Андрей Борисович схватил меня за шиворот. И хотя он был одного роста со мной, я мог бы без труда свалить его с ног. Но не стал.
— Она никогда не выйдет на свободу, сучий потрох, — прошипел он. — Зачем ты потащил ее с собой в этот ад?!
Я попытался освободиться от хватки, но его лицо вдруг затряслось, как желе на блюдце, и он ударил меня. Удар был слабым, но его кулак все равно рассек мне губу. Я облизнул выступившую кровь и не удержался от улыбки. Это испугало Андрея Борисовича. Он что-то понял, попятился:
— Боже, так это ты… Я скажу им, что это ты… Оленька… она ни при чем…
— Говори что хочешь, старый мудак. — Я сплюнул кровь и сделал шаг вперед.

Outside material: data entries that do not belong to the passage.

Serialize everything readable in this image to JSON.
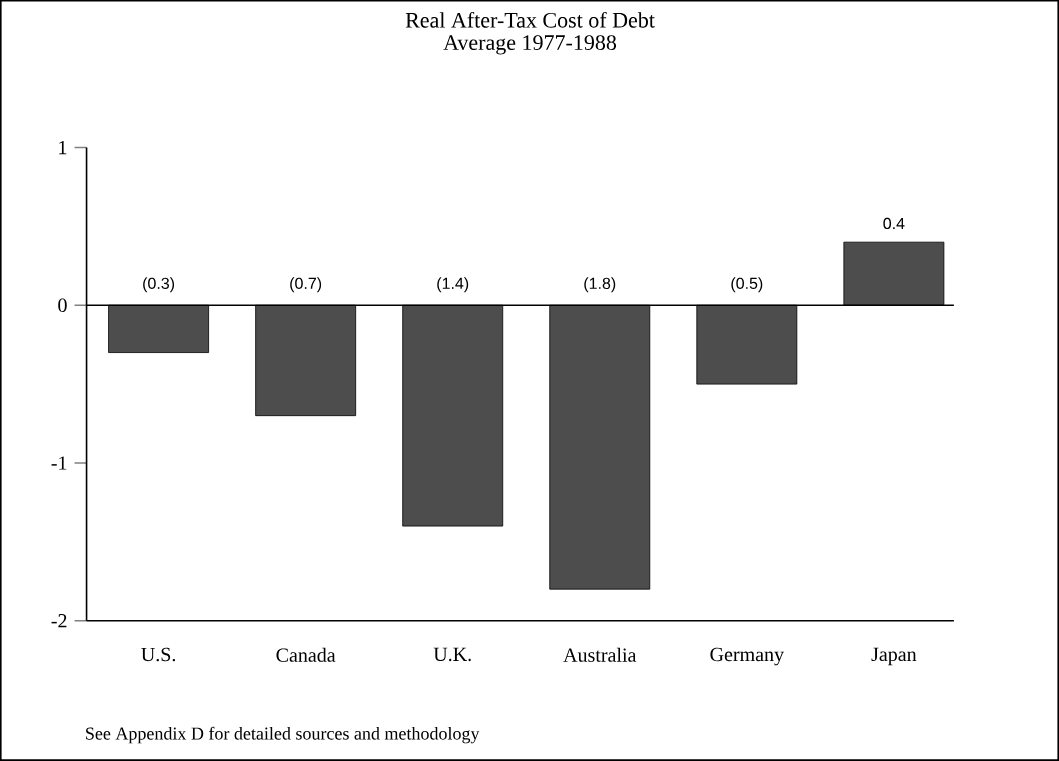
{
  "chart_data": {
    "type": "bar",
    "title": "Real After-Tax Cost of Debt",
    "subtitle": "Average 1977-1988",
    "categories": [
      "U.S.",
      "Canada",
      "U.K.",
      "Australia",
      "Germany",
      "Japan"
    ],
    "values": [
      -0.3,
      -0.7,
      -1.4,
      -1.8,
      -0.5,
      0.4
    ],
    "value_labels": [
      "(0.3)",
      "(0.7)",
      "(1.4)",
      "(1.8)",
      "(0.5)",
      "0.4"
    ],
    "color": "#4d4d4d",
    "ylim": [
      -2,
      1
    ],
    "yticks": [
      -2,
      -1,
      0,
      1
    ],
    "ref_lines": [
      {
        "axis": "y",
        "value": 0
      }
    ],
    "grid": false,
    "annotations": [
      "See Appendix D for detailed sources and methodology"
    ]
  }
}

Андрей Борисович повернулся и побежал, ежесекундно оглядываясь.
А я стоял и смеялся, задрав голову. Господи, какие же они все придурки!
По дороге домой я купил хлеба и леденцы. Вкусные такие леденцы. Называются «Бон-пари». Вы не пробовали? Напрасно. Их так любят малыши!

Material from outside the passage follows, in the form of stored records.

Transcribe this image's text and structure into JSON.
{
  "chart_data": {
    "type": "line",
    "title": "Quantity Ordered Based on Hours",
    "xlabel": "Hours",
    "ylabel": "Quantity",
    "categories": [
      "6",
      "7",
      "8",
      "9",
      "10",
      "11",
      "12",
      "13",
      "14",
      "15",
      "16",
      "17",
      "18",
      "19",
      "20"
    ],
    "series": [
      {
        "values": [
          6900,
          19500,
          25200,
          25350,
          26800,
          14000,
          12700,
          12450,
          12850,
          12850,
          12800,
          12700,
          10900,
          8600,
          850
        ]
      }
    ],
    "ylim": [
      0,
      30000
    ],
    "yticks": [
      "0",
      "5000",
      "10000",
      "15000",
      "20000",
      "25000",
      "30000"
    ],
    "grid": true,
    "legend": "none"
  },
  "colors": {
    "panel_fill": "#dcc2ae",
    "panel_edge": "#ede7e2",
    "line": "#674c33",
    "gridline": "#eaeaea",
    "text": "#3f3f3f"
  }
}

И Гуфи. Их любит Игорь Гульфик, мой самый лучший друг. Я его очень люблю.
Возле подъезда я увидел голубя. Голова изъедена какой-то болезнью так, что видно розовое мясо. Крылья облезлые (с такими и летать-то нельзя!), вместо лап — бесформенные обрубки. Он сидел возле урны, нахохлившись.
Я отломил половину батона и раскрошил его. Неуклюже подпрыгивая, голубь стал клевать хлебные крошки, с благодарностью поглядывая на меня. В это же мгновенье стая голубей — молодых и крепких — слетелась к рассыпанным крошкам, буквально отшвырнув моего голубя.

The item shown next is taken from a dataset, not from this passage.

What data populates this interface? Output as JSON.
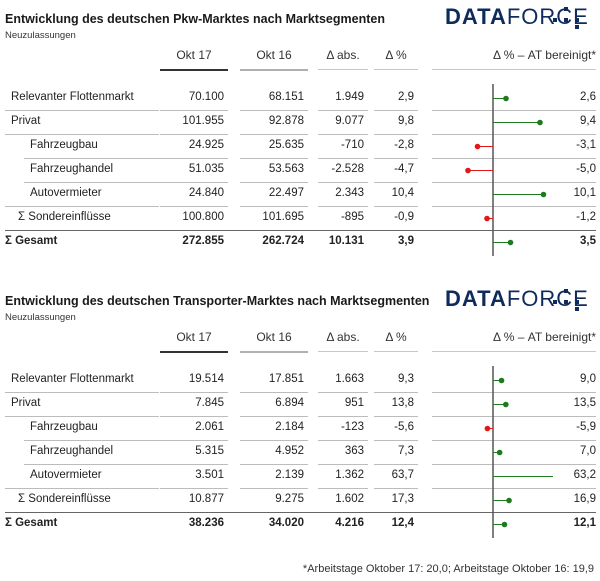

Ругаясь, я разогнал их. Мой друг снова сидел рядом с урной, испуганно поджимая изувеченные лапы. Он не боялся меня.
Голубь принял меня за своего.
Он степенно клевал хлеб, а я машинально грыз леденцы, не подпуская к своему другу других голубей, пока он не проглотил все крошки.
Заходя в подъезд, я напоследок бросил на него взгляд. Голубь смотрел на меня своими оранжевыми глазами, ветер трепал жалкие остатки перьев на его голове. В его глазах сквозили жалость и сочувствие. Понимаете, что я хочу сказать?
Умирающий, истерзанный уличный голубь жалел меня.
Холодно. Белые с голубизной стены, такой же потолок. Они и правда мягкие, а я думала, что такое только в книжках бывает!
Жаль, мне не разрешают вести дневник. Я так хочу размять затекшие мышцы, услышать хруст в суставах, затем взять в руки ручку и все подробно описать… Ведь из этого может выйти целая книга, вы мне верите?
Я одна. Врачи смеются, когда я прошу, чтобы мне разрешили общаться еще с кем-то. Один из них сказал: «Я скорее посажу наших пациентов в террариум к крокодилу, чем к тебе в палату». Хорошее сравнение.
Мне часто снится Дима. Несмотря на все, что произошло, я по-прежнему люблю его. Поэтому и сделала это заявление. Пусть хоть его отпустят.
Иногда мне снится луна. Я разговаривала с ней. Она мне сказала, что мы скоро увидимся, и во мне все замерло в сладком предвкушении свидания. Но самый, пожалуй, главный вопрос «когда?» остался без ответа — луна просто сказала, что скоро.
А сегодня мне тоже приснилась луна, но сон был ужасен. У луны уже не было доброго и приветливого лица. Вместо него было сморщенное лицо старой цыганки, той самой, которая встретилась нам в Соловках. Она недобро усмехнулась и сказала, что Дима ни в чем не виноват. Затем я увидела болото, в котором мы заблудились. И я видела очертание чего-то огромного, темного, с кривыми конечностями, высившегося над нами. И эта черная вязкая масса, к моему великому ужасу, стала сливаться со мной. Причем мне показалось, что она как бы раздвоилась, пытаясь проникнуть в Диму тоже, но из этого ничего не вышло и он остался чист. Наверное, все дело в железной штуке в его голове, как это глупо ни звучит.